Nvidia Q3 F23 was down 17%, operating income down 77%:
https://nvidianews.nvidia.com/news/nvidia-announces-financial-results-for-third-quarter-fiscal-2023

Data center is indeed up by a lot despite that, but like pointed above they could take the leaved space by the others to boost volume and sales even more consumer cards if it was possible and would love to do it.
 
Maybe game not made to run on an older gen play station 4.
Most games are, and that's the point.
Plague tales requiem seem to have an hard time to stay above 25 fps on a 1060 6gb playing at 1080 medium. When on low details with 1080p upscaled 40 fps.
I never heard of Plague tales requiem. Metacritic does suggest it's a decent game, but there have been games that were very hardware demanding and nobody cared. It has to be a good game, like game of the year good. I should try this game on Linux and see what my optimizations on a Vega 56 can achieve. Here's a video of someone using FSR on a GTX 1060 getting over 70 fps at 1080p in Plague tales requiem.

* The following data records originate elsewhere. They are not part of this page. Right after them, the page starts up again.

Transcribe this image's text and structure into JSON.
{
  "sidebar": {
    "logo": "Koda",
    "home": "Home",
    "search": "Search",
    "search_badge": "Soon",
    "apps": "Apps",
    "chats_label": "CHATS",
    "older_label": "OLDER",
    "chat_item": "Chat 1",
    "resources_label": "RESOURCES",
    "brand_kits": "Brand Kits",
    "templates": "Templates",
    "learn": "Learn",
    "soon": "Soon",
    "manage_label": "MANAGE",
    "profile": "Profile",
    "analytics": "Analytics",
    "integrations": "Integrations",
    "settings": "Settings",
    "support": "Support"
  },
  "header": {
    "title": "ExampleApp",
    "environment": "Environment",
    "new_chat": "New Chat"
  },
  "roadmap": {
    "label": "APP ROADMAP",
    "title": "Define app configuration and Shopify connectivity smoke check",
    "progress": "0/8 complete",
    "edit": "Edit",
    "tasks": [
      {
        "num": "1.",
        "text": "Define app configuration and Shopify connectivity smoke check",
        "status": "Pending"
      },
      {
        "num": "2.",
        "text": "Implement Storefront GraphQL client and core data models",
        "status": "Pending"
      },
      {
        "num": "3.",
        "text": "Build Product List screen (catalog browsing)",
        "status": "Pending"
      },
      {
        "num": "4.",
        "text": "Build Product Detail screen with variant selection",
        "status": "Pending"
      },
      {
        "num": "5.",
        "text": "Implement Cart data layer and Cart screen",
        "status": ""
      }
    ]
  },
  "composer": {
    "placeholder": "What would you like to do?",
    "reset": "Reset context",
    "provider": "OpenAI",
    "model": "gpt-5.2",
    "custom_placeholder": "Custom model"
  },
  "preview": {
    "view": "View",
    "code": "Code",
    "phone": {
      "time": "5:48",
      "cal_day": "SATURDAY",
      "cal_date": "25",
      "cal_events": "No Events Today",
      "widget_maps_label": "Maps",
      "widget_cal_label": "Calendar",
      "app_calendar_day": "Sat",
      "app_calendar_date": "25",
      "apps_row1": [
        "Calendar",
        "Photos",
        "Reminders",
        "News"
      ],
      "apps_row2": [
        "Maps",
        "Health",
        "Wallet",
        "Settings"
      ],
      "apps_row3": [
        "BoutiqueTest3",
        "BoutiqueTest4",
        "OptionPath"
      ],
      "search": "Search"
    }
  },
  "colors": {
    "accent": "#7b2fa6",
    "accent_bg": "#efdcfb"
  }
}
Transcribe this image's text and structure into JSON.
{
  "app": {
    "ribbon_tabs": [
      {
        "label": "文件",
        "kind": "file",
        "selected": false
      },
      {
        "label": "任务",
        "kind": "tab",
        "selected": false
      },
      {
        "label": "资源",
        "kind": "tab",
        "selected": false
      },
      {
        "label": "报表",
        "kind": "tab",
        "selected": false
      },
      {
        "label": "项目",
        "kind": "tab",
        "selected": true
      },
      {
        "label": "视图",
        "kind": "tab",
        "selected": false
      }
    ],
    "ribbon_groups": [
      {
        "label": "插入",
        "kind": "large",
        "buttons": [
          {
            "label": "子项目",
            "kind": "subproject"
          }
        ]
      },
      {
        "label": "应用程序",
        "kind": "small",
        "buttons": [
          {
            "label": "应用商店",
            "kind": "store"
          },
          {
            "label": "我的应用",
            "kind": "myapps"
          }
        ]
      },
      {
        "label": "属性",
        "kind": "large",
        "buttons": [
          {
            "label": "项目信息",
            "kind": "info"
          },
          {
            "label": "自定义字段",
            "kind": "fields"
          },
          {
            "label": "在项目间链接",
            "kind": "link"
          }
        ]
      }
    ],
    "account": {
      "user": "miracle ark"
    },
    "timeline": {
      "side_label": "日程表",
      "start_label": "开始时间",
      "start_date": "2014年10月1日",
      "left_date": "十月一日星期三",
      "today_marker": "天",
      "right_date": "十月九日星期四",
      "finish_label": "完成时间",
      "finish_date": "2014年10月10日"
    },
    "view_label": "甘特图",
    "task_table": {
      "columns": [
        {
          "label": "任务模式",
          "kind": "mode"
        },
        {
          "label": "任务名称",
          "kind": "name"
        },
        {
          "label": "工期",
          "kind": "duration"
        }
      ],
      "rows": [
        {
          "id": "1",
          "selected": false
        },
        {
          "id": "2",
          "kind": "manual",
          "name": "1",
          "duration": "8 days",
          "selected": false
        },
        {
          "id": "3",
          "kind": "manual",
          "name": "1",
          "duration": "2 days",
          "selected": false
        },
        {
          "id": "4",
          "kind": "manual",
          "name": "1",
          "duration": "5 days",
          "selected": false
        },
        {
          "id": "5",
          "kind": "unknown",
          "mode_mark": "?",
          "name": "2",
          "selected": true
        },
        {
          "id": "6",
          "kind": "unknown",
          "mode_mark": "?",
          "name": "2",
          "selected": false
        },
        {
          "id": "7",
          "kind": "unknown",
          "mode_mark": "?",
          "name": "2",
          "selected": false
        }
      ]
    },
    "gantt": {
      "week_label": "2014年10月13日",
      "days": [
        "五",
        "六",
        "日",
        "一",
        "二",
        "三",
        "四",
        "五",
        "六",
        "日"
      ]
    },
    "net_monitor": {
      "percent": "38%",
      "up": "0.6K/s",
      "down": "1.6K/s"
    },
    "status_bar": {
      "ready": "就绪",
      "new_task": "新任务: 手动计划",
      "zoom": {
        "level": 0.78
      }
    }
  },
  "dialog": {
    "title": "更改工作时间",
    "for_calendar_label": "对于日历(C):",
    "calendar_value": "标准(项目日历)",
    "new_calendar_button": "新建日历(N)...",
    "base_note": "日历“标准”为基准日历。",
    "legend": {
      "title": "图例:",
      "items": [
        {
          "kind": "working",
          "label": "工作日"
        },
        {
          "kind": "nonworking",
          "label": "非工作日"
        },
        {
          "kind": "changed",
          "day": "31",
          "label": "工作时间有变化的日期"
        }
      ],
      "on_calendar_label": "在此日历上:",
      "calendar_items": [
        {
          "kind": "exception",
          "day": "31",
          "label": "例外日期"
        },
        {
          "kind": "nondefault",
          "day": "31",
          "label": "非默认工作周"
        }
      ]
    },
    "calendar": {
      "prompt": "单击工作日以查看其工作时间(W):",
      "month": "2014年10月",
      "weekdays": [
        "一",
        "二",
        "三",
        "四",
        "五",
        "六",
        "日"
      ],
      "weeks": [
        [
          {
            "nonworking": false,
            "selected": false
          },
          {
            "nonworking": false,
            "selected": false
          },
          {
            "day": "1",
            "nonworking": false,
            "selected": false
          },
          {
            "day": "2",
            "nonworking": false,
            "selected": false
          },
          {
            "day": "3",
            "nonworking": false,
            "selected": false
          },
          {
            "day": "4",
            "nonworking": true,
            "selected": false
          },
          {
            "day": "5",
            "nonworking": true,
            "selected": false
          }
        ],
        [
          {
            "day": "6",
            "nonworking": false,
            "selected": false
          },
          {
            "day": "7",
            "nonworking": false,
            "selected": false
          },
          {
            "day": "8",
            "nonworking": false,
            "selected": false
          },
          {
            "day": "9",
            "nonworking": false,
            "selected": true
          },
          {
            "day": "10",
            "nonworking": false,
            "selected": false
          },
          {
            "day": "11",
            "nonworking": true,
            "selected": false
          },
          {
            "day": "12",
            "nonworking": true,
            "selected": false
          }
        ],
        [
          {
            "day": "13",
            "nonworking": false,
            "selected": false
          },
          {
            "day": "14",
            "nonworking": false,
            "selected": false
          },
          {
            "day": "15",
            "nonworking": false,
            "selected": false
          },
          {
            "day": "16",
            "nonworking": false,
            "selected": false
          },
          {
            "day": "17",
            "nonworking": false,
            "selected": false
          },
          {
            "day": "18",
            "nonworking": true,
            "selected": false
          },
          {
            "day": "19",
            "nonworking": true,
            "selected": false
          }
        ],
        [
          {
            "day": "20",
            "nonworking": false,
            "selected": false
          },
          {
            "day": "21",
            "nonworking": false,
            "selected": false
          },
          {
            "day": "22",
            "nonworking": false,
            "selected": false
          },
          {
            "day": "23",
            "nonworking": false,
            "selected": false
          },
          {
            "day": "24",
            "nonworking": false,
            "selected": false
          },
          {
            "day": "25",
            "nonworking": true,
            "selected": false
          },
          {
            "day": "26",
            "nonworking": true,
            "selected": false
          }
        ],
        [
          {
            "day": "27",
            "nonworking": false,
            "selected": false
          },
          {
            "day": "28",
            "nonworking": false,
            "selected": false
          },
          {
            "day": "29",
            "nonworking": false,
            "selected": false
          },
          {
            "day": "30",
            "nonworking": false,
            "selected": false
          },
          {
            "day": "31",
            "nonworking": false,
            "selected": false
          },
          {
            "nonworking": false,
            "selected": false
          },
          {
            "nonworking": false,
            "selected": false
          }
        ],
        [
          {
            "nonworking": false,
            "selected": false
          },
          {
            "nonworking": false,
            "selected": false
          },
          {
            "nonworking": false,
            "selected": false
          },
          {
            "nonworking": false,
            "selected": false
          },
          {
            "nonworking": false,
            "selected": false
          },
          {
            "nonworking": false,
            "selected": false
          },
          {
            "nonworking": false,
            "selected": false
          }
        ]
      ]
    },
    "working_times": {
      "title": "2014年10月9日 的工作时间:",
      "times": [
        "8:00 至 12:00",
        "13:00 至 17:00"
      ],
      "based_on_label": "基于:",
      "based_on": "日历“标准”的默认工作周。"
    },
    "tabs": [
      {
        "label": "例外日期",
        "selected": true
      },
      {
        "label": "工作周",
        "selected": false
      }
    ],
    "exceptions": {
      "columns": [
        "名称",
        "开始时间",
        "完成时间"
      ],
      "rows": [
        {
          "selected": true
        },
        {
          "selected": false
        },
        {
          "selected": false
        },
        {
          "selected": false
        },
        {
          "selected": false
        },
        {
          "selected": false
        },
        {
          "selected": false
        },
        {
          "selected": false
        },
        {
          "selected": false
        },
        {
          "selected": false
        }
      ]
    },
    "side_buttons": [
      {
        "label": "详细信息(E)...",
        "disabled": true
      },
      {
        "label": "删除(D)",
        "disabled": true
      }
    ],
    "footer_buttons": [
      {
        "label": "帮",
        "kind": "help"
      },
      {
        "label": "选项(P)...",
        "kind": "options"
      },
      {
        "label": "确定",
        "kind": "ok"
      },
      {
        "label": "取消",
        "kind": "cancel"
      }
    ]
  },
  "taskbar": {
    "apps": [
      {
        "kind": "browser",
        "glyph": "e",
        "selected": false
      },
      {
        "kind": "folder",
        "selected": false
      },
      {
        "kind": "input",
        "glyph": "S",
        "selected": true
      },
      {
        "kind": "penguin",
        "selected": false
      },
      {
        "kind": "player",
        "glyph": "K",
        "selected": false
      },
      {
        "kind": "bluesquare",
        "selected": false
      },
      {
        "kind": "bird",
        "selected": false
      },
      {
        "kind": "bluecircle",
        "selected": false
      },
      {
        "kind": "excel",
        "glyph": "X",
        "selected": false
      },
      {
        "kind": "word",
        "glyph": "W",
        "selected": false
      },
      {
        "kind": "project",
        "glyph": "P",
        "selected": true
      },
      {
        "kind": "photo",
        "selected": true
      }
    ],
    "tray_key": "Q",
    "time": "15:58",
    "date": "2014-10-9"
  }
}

Nvidia Q3 F23 was down 17%, operating income down 77%:
https://nvidianews.nvidia.com/news/nvidia-announces-financial-results-for-third-quarter-fiscal-2023

Data center is indeed up by a lot despite that, but like pointed above they could take the leaved space by the others to boost volume and sales even more consumer cards if it was possible and would love to do it.
This is useful information if I was a shareholder, which I am thankfully not. Facts are Nvidia GPU sales are down. Nvidia as well as AMD and Intel canceled their TSMC orders. Nvidia's share was worth $300 of itself at the beginning of 2022 and is now worth $146 of itself, and will likely continue to drop some more. What you're seeing is a market correction and it hasn't been fully corrected yet. Nvidia was worth $50 a share before 2020, and will likely go back to that value soon enough. This isn't just Nvidia as every company will end up back to to their pre-pandemic values. You'll know when to go puts when Jensen Huang sells a bunch of shares like Elon Musk did with Tesla. CEO's will get their winnings before the house crashes.
 
Last edited:
I can't believe all the POS miners that Nvidia and AMD was catering to sending out pallets of GPU's while neglecting their "loyal for decades" PC gaming customer base have left them high and dry. Who would've thought that chasing the fast buck at the expense of the customers that made you what you are doesn't have consequences.